Medidas desse tipo, propostas e adotadas por sugestão do
advogado-geral da União, muitas vezes eram claramente inconstitucionais e deram
fundamento para a concessão de liminares e decisões de juízes e tribunais,
contra atos de autoridades federais.
Indignado com essas derrotas judiciais, o dr. Gilmar Mendes
fez inúmeros pronunciamentos pela imprensa, agredindo grosseiramente juízes e
tribunais, o que culminou com sua afirmação textual de que o sistema judiciário
brasileiro é um “manicômio judiciário”.
Obviamente isso ofendeu gravemente a todos os juízes
brasileiros ciosos de sua dignidade, o que ficou claramente expresso em artigo
publicado no “Informe”, veículo de divulgação do Tribunal Regional Federal da
1ª Região (edição 107, dezembro de 2001). Num texto sereno e objetivo,
significativamente intitulado “Manicômio Judiciário” e assinado pelo presidente
daquele tribunal, observa-se que “não são decisões injustas que causam a
irritação, a iracúndia, a irritabilidade do advogado-geral da União, mas as
decisões contrárias às medidas do Poder Executivo”.
E não faltaram injúrias aos advogados, pois, na opinião do
dr.

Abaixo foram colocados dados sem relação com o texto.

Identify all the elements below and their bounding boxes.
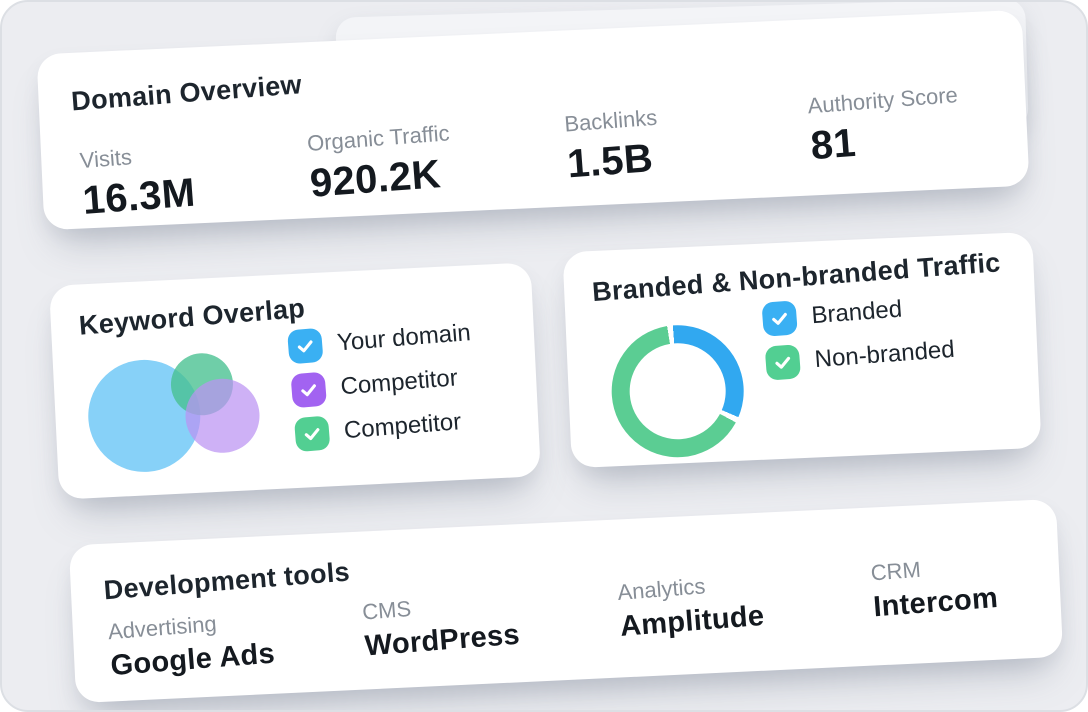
metric-value: 1.5B	[565, 136, 655, 187]
check-icon	[772, 312, 787, 325]
legend-label: Non-branded	[813, 335, 956, 374]
legend-row-competitor-2: Competitor	[293, 405, 463, 453]
development-tools-title: Development tools	[102, 556, 351, 606]
venn-diagram	[46, 255, 527, 477]
legend-label: Branded	[810, 295, 904, 330]
domain-overview-title: Domain Overview	[70, 69, 303, 117]
tool-analytics: Analytics Amplitude	[617, 569, 766, 644]
metric-label: Visits	[78, 144, 133, 174]
metric-authority-score: Authority Score 81	[807, 82, 963, 169]
check-icon	[301, 384, 316, 397]
branded-traffic-title: Branded & Non-branded Traffic	[591, 247, 1002, 308]
tool-label: Analytics	[616, 573, 707, 605]
metric-visits: Visits 16.3M	[79, 140, 197, 224]
metric-value: 920.2K	[308, 152, 443, 206]
check-icon	[775, 356, 791, 369]
tool-value: Google Ads	[109, 637, 277, 683]
legend-row-competitor-1: Competitor	[290, 361, 459, 409]
metric-organic-traffic: Organic Traffic 920.2K	[306, 120, 454, 206]
checkbox-competitor-1[interactable]	[290, 371, 328, 409]
legend-label: Competitor	[342, 408, 463, 445]
checkbox-competitor-2[interactable]	[293, 415, 331, 453]
checkbox-branded[interactable]	[761, 300, 798, 337]
checkbox-your-domain[interactable]	[287, 327, 324, 365]
check-icon	[297, 340, 313, 353]
keyword-overlap-card: Keyword Overlap Your domain Competitor	[49, 262, 541, 500]
tool-advertising: Advertising Google Ads	[107, 607, 276, 683]
metric-backlinks: Backlinks 1.5B	[563, 105, 661, 188]
metric-label: Organic Traffic	[306, 120, 451, 156]
tool-label: CRM	[869, 556, 922, 586]
metric-value: 81	[809, 120, 858, 169]
legend-row-branded: Branded	[761, 293, 903, 337]
metric-value: 16.3M	[81, 170, 197, 223]
development-tools-card: Development tools Advertising Google Ads…	[68, 498, 1064, 704]
legend-row-your-domain: Your domain	[287, 316, 472, 365]
legend-row-non-branded: Non-branded	[764, 333, 956, 381]
keyword-overlap-title: Keyword Overlap	[77, 293, 307, 341]
tool-value: Intercom	[872, 581, 1000, 624]
legend-label: Competitor	[339, 364, 459, 401]
tool-crm: CRM Intercom	[870, 551, 999, 624]
tool-value: WordPress	[363, 618, 521, 663]
tool-cms: CMS WordPress	[361, 588, 521, 664]
branded-donut-chart	[607, 320, 749, 462]
checkbox-non-branded[interactable]	[764, 344, 802, 381]
legend-label: Your domain	[336, 319, 472, 357]
branded-traffic-card: Branded & Non-branded Traffic Branded No…	[562, 231, 1042, 469]
tool-value: Amplitude	[618, 599, 766, 643]
domain-overview-card: Domain Overview Visits 16.3M Organic Tra…	[36, 9, 1030, 231]
metric-label: Backlinks	[563, 104, 658, 137]
check-icon	[304, 428, 320, 441]
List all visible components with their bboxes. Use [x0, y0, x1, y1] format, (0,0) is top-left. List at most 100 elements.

Gilmar Mendes, toda liminar concedida contra ato do governo federal é
produto de conluio corrupto entre advogados e juízes, sócios na “indústria de
liminares”.
A par desse desrespeito pelas instituições jurídicas, existe
mais um problema ético. Revelou a revista “Época” (22/4/ 02, pág. 40) que a
chefia da Advocacia Geral da União, isso é, o dr. Gilmar Mendes, pagou R$
32.400 ao Instituto Brasiliense de Direito Público - do qual o mesmo dr. Gilmar
Mendes é um dos proprietários - para que seus subordinados lá fizessem cursos.

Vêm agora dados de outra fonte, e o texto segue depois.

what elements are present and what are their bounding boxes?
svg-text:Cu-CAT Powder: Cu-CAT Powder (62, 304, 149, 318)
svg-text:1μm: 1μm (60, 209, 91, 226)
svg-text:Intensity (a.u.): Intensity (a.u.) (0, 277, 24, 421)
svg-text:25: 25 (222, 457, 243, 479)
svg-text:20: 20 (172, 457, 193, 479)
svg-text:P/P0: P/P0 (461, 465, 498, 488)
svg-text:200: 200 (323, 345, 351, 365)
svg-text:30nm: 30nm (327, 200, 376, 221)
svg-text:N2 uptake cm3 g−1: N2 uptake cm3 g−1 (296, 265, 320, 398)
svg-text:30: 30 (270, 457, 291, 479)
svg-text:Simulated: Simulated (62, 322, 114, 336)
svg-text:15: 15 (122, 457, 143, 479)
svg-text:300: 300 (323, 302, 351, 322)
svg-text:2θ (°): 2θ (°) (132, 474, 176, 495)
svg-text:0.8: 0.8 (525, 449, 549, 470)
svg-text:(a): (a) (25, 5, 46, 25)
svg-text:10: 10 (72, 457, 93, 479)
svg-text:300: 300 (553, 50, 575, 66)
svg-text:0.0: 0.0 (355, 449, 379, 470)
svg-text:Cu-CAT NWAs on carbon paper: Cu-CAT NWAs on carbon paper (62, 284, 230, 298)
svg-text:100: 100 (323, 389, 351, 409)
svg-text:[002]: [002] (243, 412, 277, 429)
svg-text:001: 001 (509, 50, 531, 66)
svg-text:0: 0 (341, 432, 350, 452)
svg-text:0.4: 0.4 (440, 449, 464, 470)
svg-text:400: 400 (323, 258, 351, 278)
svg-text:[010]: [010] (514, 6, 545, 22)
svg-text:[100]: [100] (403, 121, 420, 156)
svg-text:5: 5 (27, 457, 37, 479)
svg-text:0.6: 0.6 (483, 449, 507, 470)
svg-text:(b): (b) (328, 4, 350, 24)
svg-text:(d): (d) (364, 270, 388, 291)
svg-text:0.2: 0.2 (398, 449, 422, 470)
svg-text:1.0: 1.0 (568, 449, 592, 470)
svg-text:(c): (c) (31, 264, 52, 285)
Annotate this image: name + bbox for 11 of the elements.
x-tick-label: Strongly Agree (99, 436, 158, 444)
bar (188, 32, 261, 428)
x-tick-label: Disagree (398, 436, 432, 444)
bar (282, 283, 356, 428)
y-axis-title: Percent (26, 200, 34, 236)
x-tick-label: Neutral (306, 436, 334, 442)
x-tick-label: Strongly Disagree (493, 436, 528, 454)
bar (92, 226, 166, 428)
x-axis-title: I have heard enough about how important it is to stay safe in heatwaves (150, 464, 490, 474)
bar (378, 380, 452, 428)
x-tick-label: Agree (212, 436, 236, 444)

Isso é contrário à ética e à probidade administrativa, estando muito longe de
se enquadrar na “reputação ilibada”, exigida pelo artigo 101 da Constituição,
para que alguém integre o Supremo.
A comunidade jurídica sabe quem é o indicado e não pode
assistir calada e submissa à consumação dessa escolha notoriamente inadequada,
contribuindo, com sua omissão, para que a arguição pública do candidato pelo
Senado, prevista no artigo 52 da Constituição, seja apenas uma simulação ou
“ação entre amigos”. É assim que se degradam as instituições e se corrompem os
fundamentos da ordem constitucional democrática.
*****
A justa pressão da sociedade
Todas os temores apontados por Dalmo de Abreu Dallari
se confirmaram nestes dez anos. Gilmar Dantas tornou-se, de fato, um sério risco
à “própria normalidade constitucional” do país. Entre inúmeros episódios deploráveis, ele
protagonizou bate-bocas no STF, sempre em busca dos holofotes da mídia amiga;
inventou um “áudio sem voz” que abortou a Operação Satiagraha e livrou a cara
do amigo banqueiro Daniel Dantas; protegeu o tucano José Serra em votações no
Supremo.
Caso fique provado que Gilmar Mendes mentiu novamente,
atacando a honra do ex-presidente Lula, talvez ele não tenha mais como sair incólume.
A bandeira do “Fora Gilmar” ganhará força, obrigando o STF a se debruçar sobre
a tese do seu impeachment. Isto faria um enorme bem à democracia brasileira e
ao próprio Judiciário – mais uma vez enlameado por esta sinistra figura!